Он сбросил с себя одним махом, одним здоровым непобедимым напором и бревна, и булыжники, и сор, и плесень — и стал опять прежний Репин.
Он тоже воскрес к прежней жизни, как бедный Нехлюдов, как бедная Катюша в новом бессмертном творении величайшего из русских художников.
И этого воскресения у нас словно не увидали и не почувствовали. Большинство упорно промолчало, кое-кто подтрунивал, кое-кто, словно волки угрюмые, мрачно покосились на светлое чудо и завыли похоронную песню, промычали что-то низкое и гадкое про жадность, своекорыстие и подкуп, несколько декадентских дворняжек плачевно завизжали, словно ошпаренные поваром из окна. И на том все кончилось. На минуту взбаламученные круги на воде затянуло, и пошла опять прежняя рябь.
Единственным исключением явился Антокольский, произнесший несколько громовых слов изумления, укора и сочувствия. Но ведь зато он настоящий художник.
Что меня более удивляло б нынешнем репинском деле, это — что многие, кивая главами, всего горше упрекали художника, за что? — за то, что он от чего-то к чему-то перешел, что он не остался на прежнем месте, что он не был тверд, прочен и устойчив. Какие забавные люди! Словно тот, у кого случилась чахотка или водяная, ревматизм или расстройство нервов, присягнул этим болезням на веки веков вечные, должен быть им верноподданный слуга и поклонник, и даже думать не смей от них избавиться. Нет, будь им прочен и верен, носи эти гадины в себе, облизывайся и благодари усердно. Тогда ты самый хороший, самый настоящий человек.
«Репин два года тому назад говорил вон что, а теперь говорит вот что». Ну, что ж, и слава богу, что он стал говорить то, что теперь говорит, а не то, что тогда говорил. Можно молебен служить, можно пудовую свечку поставить, а не то что попрекать.
Разве Белинский худо сделал, что отступился от прежних уродливых мыслей и перешел в самый что ни есть противоположный лагерь?

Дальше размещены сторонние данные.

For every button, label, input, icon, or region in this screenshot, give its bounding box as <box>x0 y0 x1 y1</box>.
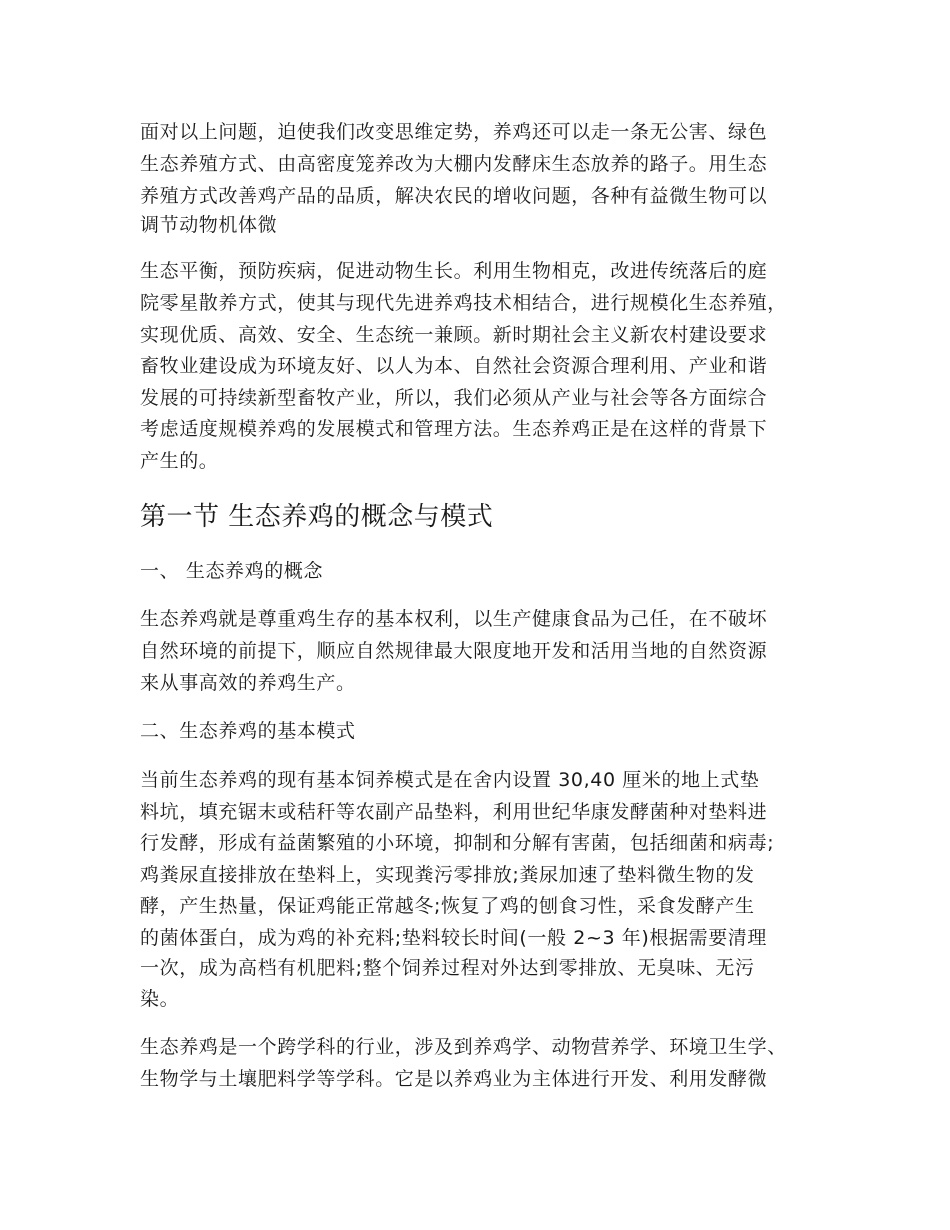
paragraph-line: 实现优质、高效、安全、生态统一兼顾。新时期社会主义新农村建设要求 <box>140 324 768 346</box>
paragraph-line: 一次，成为高档有机肥料;整个饲养过程对外达到零排放、无臭味、无污 <box>140 957 755 979</box>
paragraph-line: 院零星散养方式，使其与现代先进养鸡技术相结合，进行规模化生态养殖， <box>140 292 787 314</box>
paragraph-line: 调节动物机体微 <box>140 214 278 236</box>
paragraph-line: 当前生态养鸡的现有基本饲养模式是在舍内设置 30,40 厘米的地上式垫 <box>140 769 760 791</box>
paragraph-line: 生态养殖方式、由高密度笼养改为大棚内发酵床生态放养的路子。用生态 <box>140 153 768 175</box>
paragraph-line: 的菌体蛋白，成为鸡的补充料;垫料较长时间(一般 2~3 年)根据需要清理 <box>140 927 768 949</box>
paragraph-line: 鸡粪尿直接排放在垫料上，实现粪污零排放;粪尿加速了垫料微生物的发 <box>140 864 755 886</box>
paragraph-line: 自然环境的前提下，顺应自然规律最大限度地开发和活用当地的自然资源 <box>140 640 768 662</box>
paragraph-line: 养殖方式改善鸡产品的品质，解决农民的增收问题，各种有益微生物可以 <box>140 185 768 207</box>
paragraph-line: 生物学与土壤肥料学等学科。它是以养鸡业为主体进行开发、利用发酵微 <box>140 1068 768 1090</box>
paragraph-line: 来从事高效的养鸡生产。 <box>140 672 356 694</box>
paragraph-line: 畜牧业建设成为环境友好、以人为本、自然社会资源合理利用、产业和谐 <box>140 355 768 377</box>
paragraph-line: 料坑，填充锯末或秸秆等农副产品垫料，利用世纪华康发酵菌种对垫料进 <box>140 801 768 823</box>
paragraph-line: 生态平衡，预防疾病，促进动物生长。利用生物相克，改进传统落后的庭 <box>140 260 768 282</box>
paragraph-line: 染。 <box>140 988 180 1010</box>
paragraph-line: 生态养鸡是一个跨学科的行业，涉及到养鸡学、动物营养学、环境卫生学、 <box>140 1036 787 1058</box>
section-title: 第一节 生态养鸡的概念与模式 <box>140 502 494 532</box>
paragraph-line: 考虑适度规模养鸡的发展模式和管理方法。生态养鸡正是在这样的背景下 <box>140 418 768 440</box>
paragraph-line: 酵，产生热量，保证鸡能正常越冬;恢复了鸡的刨食习性，采食发酵产生 <box>140 895 755 917</box>
paragraph-line: 行发酵，形成有益菌繁殖的小环境，抑制和分解有害菌，包括细菌和病毒; <box>140 832 775 854</box>
paragraph-line: 产生的。 <box>140 450 219 472</box>
subsection-1-title: 一、 生态养鸡的概念 <box>140 560 324 582</box>
subsection-2-title: 二、生态养鸡的基本模式 <box>140 720 356 742</box>
paragraph-line: 面对以上问题，迫使我们改变思维定势，养鸡还可以走一条无公害、绿色 <box>140 121 768 143</box>
paragraph-line: 发展的可持续新型畜牧产业，所以，我们必须从产业与社会等各方面综合 <box>140 387 768 409</box>
paragraph-line: 生态养鸡就是尊重鸡生存的基本权利，以生产健康食品为己任，在不破坏 <box>140 608 768 630</box>
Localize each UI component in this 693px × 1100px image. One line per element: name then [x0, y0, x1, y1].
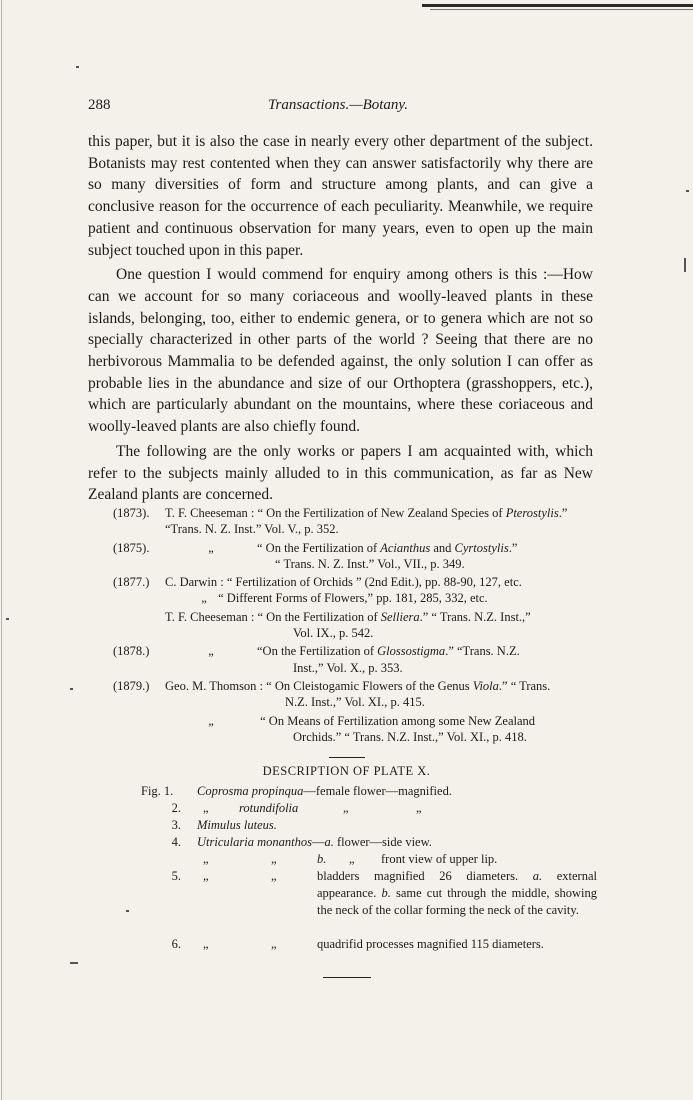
- genus-name: Viola: [472, 678, 499, 693]
- ditto-mark: „: [343, 801, 349, 815]
- species-name: Coprosma propinqua: [197, 784, 304, 798]
- figure-entry: 6. „ „ quadrifid processes magnified 115 diameters.: [141, 936, 601, 953]
- reference-list: [113, 505, 595, 747]
- page-number: 288: [88, 97, 111, 113]
- paragraph: this paper, but it is also the case in nearly every other department of the subject. Botanists may rest contented when they can answer satisfactorily why there are so many diversities of form and structure among plants, and can give a conclusive reason for the occurrence of each peculiarity. Meanwhile, we require patient and continuous observation for many years, even to open up the main subject touched upon in this paper.: [88, 133, 593, 259]
- reference-item: (1873). T. F. Cheeseman : “ On the Fertilization of New Zealand Species of Pterostylis.” “Trans. N. Z. Inst.” Vol. V., p. 352.: [113, 506, 568, 537]
- ditto-mark: „: [208, 644, 214, 659]
- paragraph: The following are the only works or papers I am acquainted with, which refer to the subjects mainly alluded to in this communication, as far as New Zealand plants are concerned.: [88, 442, 593, 504]
- view-letter: b.: [317, 852, 327, 866]
- view-letter: b.: [381, 886, 391, 900]
- reference-author: Geo. M. Thomson :: [165, 678, 264, 693]
- scan-edge-top: [422, 4, 693, 7]
- ditto-mark: „: [349, 852, 355, 866]
- reference-year: (1877.): [113, 575, 150, 590]
- page-header: [88, 97, 593, 119]
- genus-name: Selliera: [380, 609, 420, 624]
- reference-author: C. Darwin :: [165, 575, 224, 590]
- figure-entry: 5. „ „ bladders magnified 26 diameters. a. external appearance. b. same cut through the middle, showing the neck of the collar forming the neck of the cavity.: [141, 868, 601, 936]
- figure-number: 5.: [171, 869, 181, 883]
- figure-number: Fig. 1.: [141, 784, 174, 798]
- ditto-mark: „: [271, 852, 277, 866]
- body-text: [88, 131, 593, 509]
- reference-author: T. F. Cheeseman :: [165, 609, 255, 624]
- ditto-mark: „: [271, 937, 277, 951]
- scan-speck: [686, 190, 689, 192]
- scan-speck: [76, 66, 79, 68]
- figure-number: 4.: [171, 835, 181, 849]
- scan-speck: [6, 618, 9, 620]
- reference-year: (1875).: [113, 540, 150, 555]
- reference-item: (1878.) „ “On the Fertilization of Glossostigma.” “Trans. N.Z. Inst.,” Vol. X., p. 353.: [113, 643, 595, 676]
- reference-item: (1877.) C. Darwin : “ Fertilization of Orchids ” (2nd Edit.), pp. 88-90, 127, etc. „ “ Different Forms of Flowers,” pp. 181, 285, 332, etc.: [113, 574, 595, 607]
- plate-title: DESCRIPTION OF PLATE X.: [262, 764, 431, 778]
- figure-number: 3.: [171, 818, 181, 832]
- genus-name: Glossostigma: [377, 644, 446, 659]
- genus-name: Cyrtostylis: [454, 540, 509, 555]
- species-name: Utricularia monanthos: [197, 835, 312, 849]
- ditto-mark: „: [203, 937, 209, 951]
- reference-item: (1875). „ “ On the Fertilization of Acianthus and Cyrtostylis.” “ Trans. N. Z. Inst.” Vol., VII., p. 349.: [113, 540, 595, 573]
- section-rule: [329, 757, 365, 758]
- ditto-mark: „: [416, 801, 422, 815]
- figure-entry: „ „ b. „ front view of upper lip.: [203, 852, 498, 866]
- scan-edge-left: [1, 0, 2, 1100]
- reference-source: Vol. IX., p. 542.: [293, 626, 374, 641]
- reference-source: “ Trans. N. Z. Inst.” Vol., VII., p. 349.: [275, 556, 465, 571]
- paragraph: One question I would commend for enquiry among others is this :—How can we account for so many coriaceous and woolly-leaved plants in these islands, belonging, too, either to endemic genera, or to genera which are not so specially characterized in other parts of the world ? Seeing that there are no herbivorous Mammalia to be defended against, the only solution I can offer as probable lies in the abundance and size of our Orthoptera (grasshoppers, etc.), which are particularly abundant on the mountains, where these coriaceous and woolly-leaved plants are also chiefly found.: [88, 266, 593, 436]
- reference-source: Inst.,” Vol. X., p. 353.: [293, 660, 403, 675]
- ditto-mark: „: [203, 801, 209, 815]
- reference-item: T. F. Cheeseman : “ On the Fertilization of Selliera.” “ Trans. N.Z. Inst.,” Vol. IX., p. 542.: [113, 609, 595, 642]
- reference-continuation: „ “ Different Forms of Flowers,” pp. 181, 285, 332, etc.: [165, 590, 595, 606]
- species-name: Mimulus luteus.: [197, 818, 277, 832]
- ditto-mark: „: [271, 869, 277, 883]
- figure-number: 6.: [171, 937, 181, 951]
- reference-source: Orchids.” “ Trans. N.Z. Inst.,” Vol. XI., p. 418.: [293, 729, 527, 744]
- genus-name: Acianthus: [380, 540, 431, 555]
- ditto-mark: „: [201, 591, 207, 606]
- figure-entry: 4. Utricularia monanthos—a. flower—side view.: [141, 834, 601, 851]
- view-letter: a.: [532, 869, 543, 883]
- figure-number: 2.: [171, 801, 181, 815]
- reference-year: (1879.): [113, 678, 150, 693]
- figure-entry: Fig. 1. Coprosma propinqua—female flower—magnified.: [141, 784, 452, 798]
- running-head: Transactions.—Botany.: [268, 97, 409, 113]
- scan-speck: [70, 962, 78, 964]
- reference-source: N.Z. Inst.,” Vol. XI., p. 415.: [285, 695, 425, 710]
- ditto-mark: „: [208, 713, 214, 728]
- scan-edge-top-thin: [430, 9, 693, 10]
- end-rule: [323, 977, 371, 978]
- view-letter: a.: [324, 835, 334, 849]
- ditto-mark: „: [203, 869, 209, 883]
- reference-author: T. F. Cheeseman :: [165, 506, 255, 520]
- genus-name: Pterostylis: [505, 506, 559, 520]
- species-name: rotundifolia: [239, 801, 299, 815]
- scan-speck: [126, 910, 129, 912]
- reference-year: (1878.): [113, 644, 150, 659]
- scan-speck: [684, 258, 686, 272]
- reference-item: (1879.) Geo. M. Thomson : “ On Cleistogamic Flowers of the Genus Viola.” “ Trans. N.Z. Inst.,” Vol. XI., p. 415.: [113, 678, 595, 711]
- ditto-mark: „: [203, 852, 209, 866]
- figure-entry: [141, 817, 601, 834]
- reference-year: (1873).: [113, 506, 150, 520]
- scan-speck: [70, 688, 73, 690]
- plate-description: [141, 783, 601, 953]
- reference-item: „ “ On Means of Fertilization among some New Zealand Orchids.” “ Trans. N.Z. Inst.,” Vol. XI., p. 418.: [113, 713, 595, 746]
- ditto-mark: „: [208, 540, 214, 555]
- figure-entry: [141, 800, 601, 817]
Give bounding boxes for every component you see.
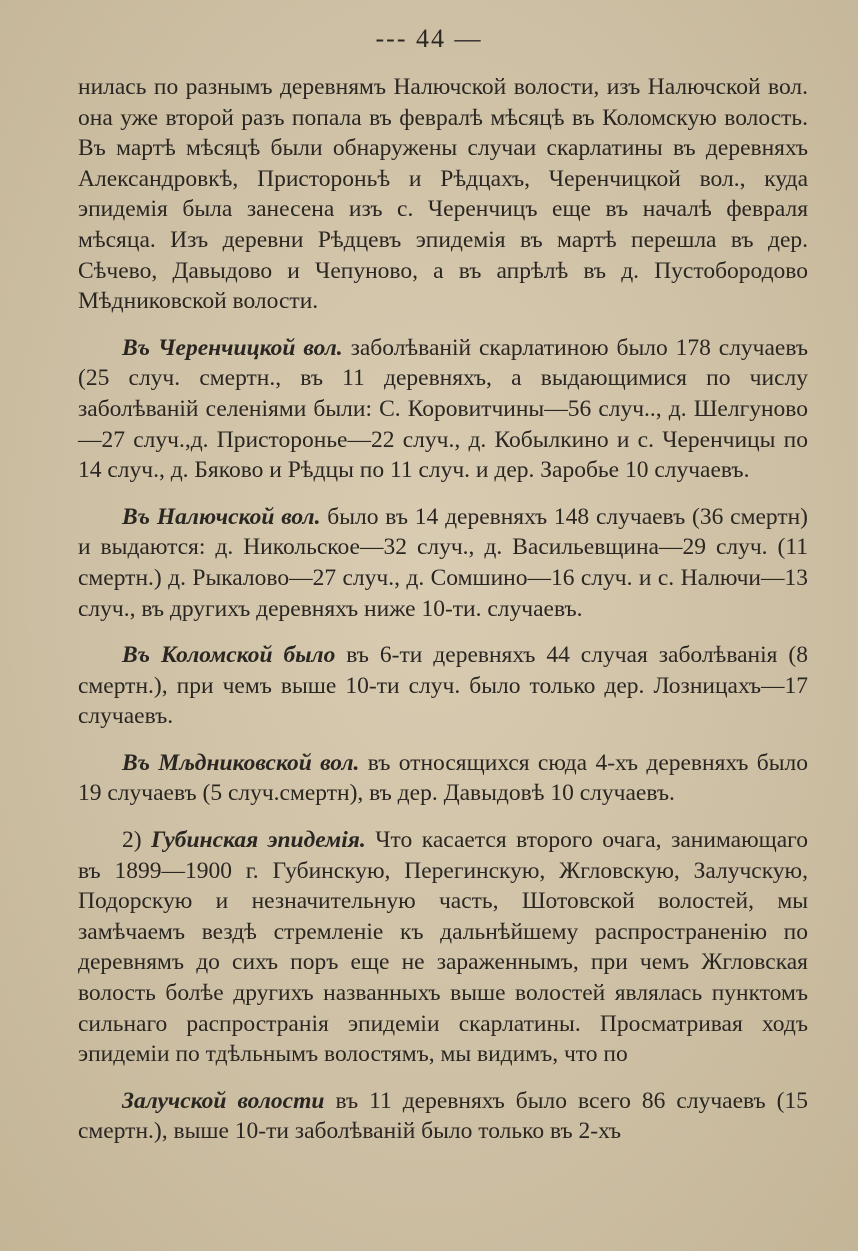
paragraph-text: заболѣваній скарлатиною было 178 случаевъ (25 случ. смертн., въ 11 деревняхъ, а выдающимися по числу заболѣваній селеніями были: С. Коровитчины—56 случ.., д. Шелгуново—27 случ.,д. Присторонье—22 случ., д. Кобылкино и с. Черенчицы по 14 случ., д. Бяково и Рѣдцы по 11 случ. и дер. Заробье 10 случаевъ. xyxy=(78,334,809,484)
paragraph-lead: Залучской волости xyxy=(122,1087,325,1114)
paragraph-text: было въ 14 деревняхъ 148 случаевъ (36 смертн) и выдаются: д. Никольское—32 случ., д. Васильевщина—29 случ. (11 смертн.) д. Рыкалово—27 случ., д. Сомшино—16 случ. и с. Налючи—13 случ., въ другихъ деревняхъ ниже 10-ти. случаевъ. xyxy=(78,503,808,622)
paragraph-cherenchitskaya xyxy=(78,333,808,486)
paragraph-prefix: 2) xyxy=(122,827,152,854)
paragraph-text: въ 11 деревняхъ было всего 86 случаевъ (15 смертн.), выше 10-ти заболѣваній было только въ 2-хъ xyxy=(78,1087,808,1145)
page-number: --- 44 — xyxy=(375,24,483,53)
paragraph-lead: Въ Черенчицкой вол. xyxy=(122,334,343,361)
paragraph-text: въ относящихся сюда 4-хъ деревняхъ было 19 случаевъ (5 случ.смертн), въ дер. Давыдовѣ 10 случаевъ. xyxy=(78,749,808,807)
paragraph-lead: Въ Коломской было xyxy=(122,642,336,669)
body-text xyxy=(78,72,808,1147)
paragraph-text: въ 6-ти деревняхъ 44 случая заболѣванія (8 смертн.), при чемъ выше 10-ти случ. было только дер. Лозницахъ—17 случаевъ. xyxy=(78,642,808,730)
paragraph-lead: Въ Мљдниковской вол. xyxy=(122,749,360,776)
paragraph-lead: Губинская эпидемія. xyxy=(151,827,366,854)
paragraph-kolomskaya xyxy=(78,640,808,732)
paragraph-lead: Въ Налючской вол. xyxy=(122,503,321,530)
paragraph-continuation xyxy=(78,72,808,317)
paragraph-mednikovskaya xyxy=(78,748,808,809)
paragraph-gubinskaya xyxy=(78,825,808,1070)
paragraph-text: Что касается второго очага, занимающаго въ 1899—1900 г. Губинскую, Перегинскую, Жгловскую, Залучскую, Подорскую и незначительную часть, Шотовской волостей, мы замѣчаемъ вездѣ стремленіе къ дальнѣйшему распространенію по деревнямъ до сихъ поръ еще не зараженнымъ, при чемъ Жгловская волость болѣе другихъ названныхъ выше волостей являлась пунктомъ сильнаго распространія эпидеміи скарлатины. Просматривая ходъ эпидеміи по тдѣльнымъ волостямъ, мы видимъ, что по xyxy=(78,827,808,1068)
paragraph-zaluchskaya xyxy=(78,1086,808,1147)
paragraph-text: нилась по разнымъ деревнямъ Налючской волости, изъ Налючской вол. она уже второй разъ попала въ февралѣ мѣсяцѣ въ Коломскую волость. Въ мартѣ мѣсяцѣ были обнаружены случаи скарлатины въ деревняхъ Александровкѣ, Пристороньѣ и Рѣдцахъ, Черенчицкой вол., куда эпидемія была занесена изъ с. Черенчицъ еще въ началѣ февраля мѣсяца. Изъ деревни Рѣдцевъ эпидемія въ мартѣ перешла въ дер. Сѣчево, Давыдово и Чепуново, а въ апрѣлѣ въ д. Пустобородово Мѣдниковской волости. xyxy=(78,74,808,315)
paragraph-nalyuchskaya xyxy=(78,502,808,624)
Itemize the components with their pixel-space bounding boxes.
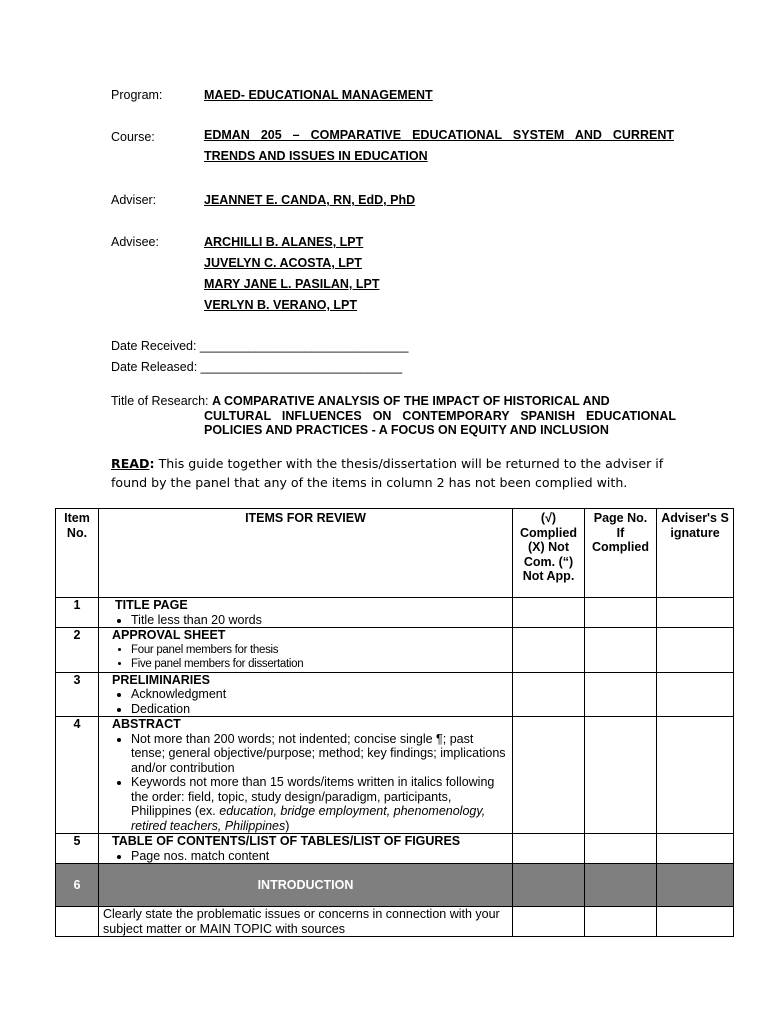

Некоторые дворняжки попробовали тявкать, что вот, мол, Репин однажды говорил про академии то-то, а теперь стал говорить другое. Неправда, неправда, тысяча раз неправда и клевета. У Репина, на его веку, не раз бывали ошибки и недочеты в его (впрочем, всегда превосходно написанных) статьях об искусстве, и ему не раз это указывали, в печати же. Но он никогда не изменял своего мнения об академиях. Только он всегда имел в виду, говоря про наше отечество, не одну Академию, а две: прежнюю и новую. Против прежней он всегда ратовал (хотя, к несчастью, иногда с нею все-таки в чем-то еще сходился); он на нее нападал, как на художественного деспота, педанта, формалиста и лжеучителя; на новую он возлагал все надежды, и это потому, что эта была Академия уже совершенно другая, такая, которая желала неприкосновенно уважать личность и самостоятельность художника, которая отступалась от всякого художественного деспотизма и оставляла за собою только обязанности технического школьного обучения. Как же смешивать эти две академии, как же злостно попрекать Репина, навыворот, в его симпатиях и антипатиях?
Никогда, ни прежде, ни нынче, Репин не переставал проповедывать о пользе и необходимости художественного учения, и особенно нападал на недостаточность его, в особенности у нас. Поэтому, с некоторым даже преувеличением, он указывал русским художникам на Париж и Мюнхен, где учатся усерднее, усидчивее, прилежнее.